2 January 2026
I’ll start with a joke.
A stranger approached a beautiful woman and asked her:
— Would you sleep with me for 100 dollars?
— Oh, you filthy creep, get lost! What do you take me for, a prostitute?! the woman replied angrily.
The man was not fazed and asked another question:
— All right then, would you spend one night with me if I gave you a villa in Beverly Hills?
— Well… (the woman sighed), for a villa in Beverly Hills, which woman wouldn’t?
— Good then, the man continued, and would you do it for a fur coat?
— Filthy bastard! the woman shouted angrily again. Do you take me for a prostitute?!
— That part we’ve already established, the man replied with a smile. Now we’re just negotiating the price…
The joke is funny, but also very telling about human nature. People are not always as principled as they believe themselves to be. The film Indecent Proposal (1993), starring Demi Moore and Robert Redford, explores the same issue. This is also well known to specialists who study human consciousness and, in particular, the ways it can be influenced.
A war is being waged on the internet. This war is not confined solely to the web, nor does it take place only in forums and blogs. It is real enough that it can leave traces in people’s real lives—at least in the lives of some, those who are of interest or who pose an obstacle to certain others. And so, if aggressive and threatening methods do not work on someone, the tactic of psychological corruption may be deployed.
The target of influence may be given hints that they will receive something if, in return, they do something—most often something that contradicts their own values and principles. What is offered to the individual depends both on their psychological profile and life situation, and on the manipulator’s strategy. It is crucial that the individual wants what the manipulator is offering. Nothing else. But what is offered is not always real. Often, the individual is simply being tested—at what price would they sell themselves?
If the individual, like the woman in the joke, becomes angry at offers to sell themselves for trivial sums or minor benefits, but later responds positively to more tempting “offers” from the manipulator, or at least shows signs of being willing to sell themselves for something significant and valuable in their eyes, then the manipulator begins to play a game of “haggling.” If an “agreement” is reached, the manipulator, in an attempt to psychologically break the target, may emphasize that the person is not actually defending their principles, but merely bargaining to sell themselves at a better price.
From that moment on, the individual is internally shaken and their resistance is weakened—especially if their position was tied to moral convictions. The manipulator “proves” that everything is not a matter of principles, but of bargaining, and then begins to lower the price. Thus, the victim falls into the trap and can gradually be “slid” toward the position desired by the manipulator. Eventually, they may be bought at some price and transformed from a free person into a subordinate, internally broken subject, susceptible to all kinds of influence.
When manipulators attempt to subjugate someone, they work hard to instill the idea that everything comes down to money and benefits—even when it comes to enduring human values such as morality, freedom, dignity, and principles. They try to reduce everything to a transaction. The defense of these human qualities by the individual is portrayed by manipulators as nothing more than a strategy within this bargaining process.

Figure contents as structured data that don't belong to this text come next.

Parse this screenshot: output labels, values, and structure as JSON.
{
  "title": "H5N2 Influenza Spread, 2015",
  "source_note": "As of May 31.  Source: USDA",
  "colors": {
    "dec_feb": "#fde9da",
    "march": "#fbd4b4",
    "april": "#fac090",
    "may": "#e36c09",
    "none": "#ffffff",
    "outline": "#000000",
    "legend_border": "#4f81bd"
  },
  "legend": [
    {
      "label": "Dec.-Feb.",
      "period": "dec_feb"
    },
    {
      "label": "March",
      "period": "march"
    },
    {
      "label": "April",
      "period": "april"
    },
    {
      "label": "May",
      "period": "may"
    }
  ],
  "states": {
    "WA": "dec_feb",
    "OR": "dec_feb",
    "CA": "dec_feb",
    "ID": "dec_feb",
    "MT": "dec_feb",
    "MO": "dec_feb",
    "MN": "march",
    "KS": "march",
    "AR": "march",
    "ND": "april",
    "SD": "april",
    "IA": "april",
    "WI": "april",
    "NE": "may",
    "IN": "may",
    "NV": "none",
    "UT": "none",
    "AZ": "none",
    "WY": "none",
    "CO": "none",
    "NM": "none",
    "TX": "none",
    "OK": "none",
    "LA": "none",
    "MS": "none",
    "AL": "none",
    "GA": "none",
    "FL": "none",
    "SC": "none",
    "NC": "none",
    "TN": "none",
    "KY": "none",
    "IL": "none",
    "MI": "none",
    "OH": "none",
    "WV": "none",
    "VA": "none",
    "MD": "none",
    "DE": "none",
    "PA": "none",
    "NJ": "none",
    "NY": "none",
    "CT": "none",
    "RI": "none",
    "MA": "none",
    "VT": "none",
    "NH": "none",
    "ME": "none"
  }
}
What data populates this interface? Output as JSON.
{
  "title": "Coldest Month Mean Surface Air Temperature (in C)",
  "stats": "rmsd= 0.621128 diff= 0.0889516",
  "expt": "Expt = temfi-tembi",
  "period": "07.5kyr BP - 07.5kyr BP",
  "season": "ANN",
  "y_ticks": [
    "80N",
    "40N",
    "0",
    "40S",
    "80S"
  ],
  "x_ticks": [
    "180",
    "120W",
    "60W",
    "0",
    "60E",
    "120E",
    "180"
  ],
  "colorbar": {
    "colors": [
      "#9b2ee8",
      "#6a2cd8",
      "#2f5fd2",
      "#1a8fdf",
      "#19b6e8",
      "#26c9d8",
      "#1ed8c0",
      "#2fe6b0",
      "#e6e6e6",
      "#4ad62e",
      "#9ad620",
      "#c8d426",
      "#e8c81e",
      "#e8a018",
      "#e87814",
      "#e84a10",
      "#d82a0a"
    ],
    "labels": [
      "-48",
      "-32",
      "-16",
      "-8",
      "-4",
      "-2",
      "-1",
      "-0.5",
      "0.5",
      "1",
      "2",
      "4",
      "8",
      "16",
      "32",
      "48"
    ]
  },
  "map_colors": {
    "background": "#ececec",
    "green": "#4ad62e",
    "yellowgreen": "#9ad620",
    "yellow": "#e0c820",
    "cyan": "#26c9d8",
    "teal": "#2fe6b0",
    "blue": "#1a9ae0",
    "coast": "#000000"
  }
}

Besides being an expression of blatant cynicism, arrogance, and shamelessness, this is also part of a corporate strategy to force human values into the framework of market relations and reduce them to an exchange of value.
We must always remember that everything happening on the internet—especially social processes and interactions—can be (and often are) an illusion, a game, a theater, saturated with all kinds of provocations and traps. A person is not always a “saint,” not everyone is perfect and impeccable at every moment. What matters is the choice we ultimately make: whether we remain true to ourselves and to who we are, or whether we become merely a function of circumstances—plasticine in the hands of cunning and cold-blooded manipulators pursuing their own goals and plans, without scruples or morality.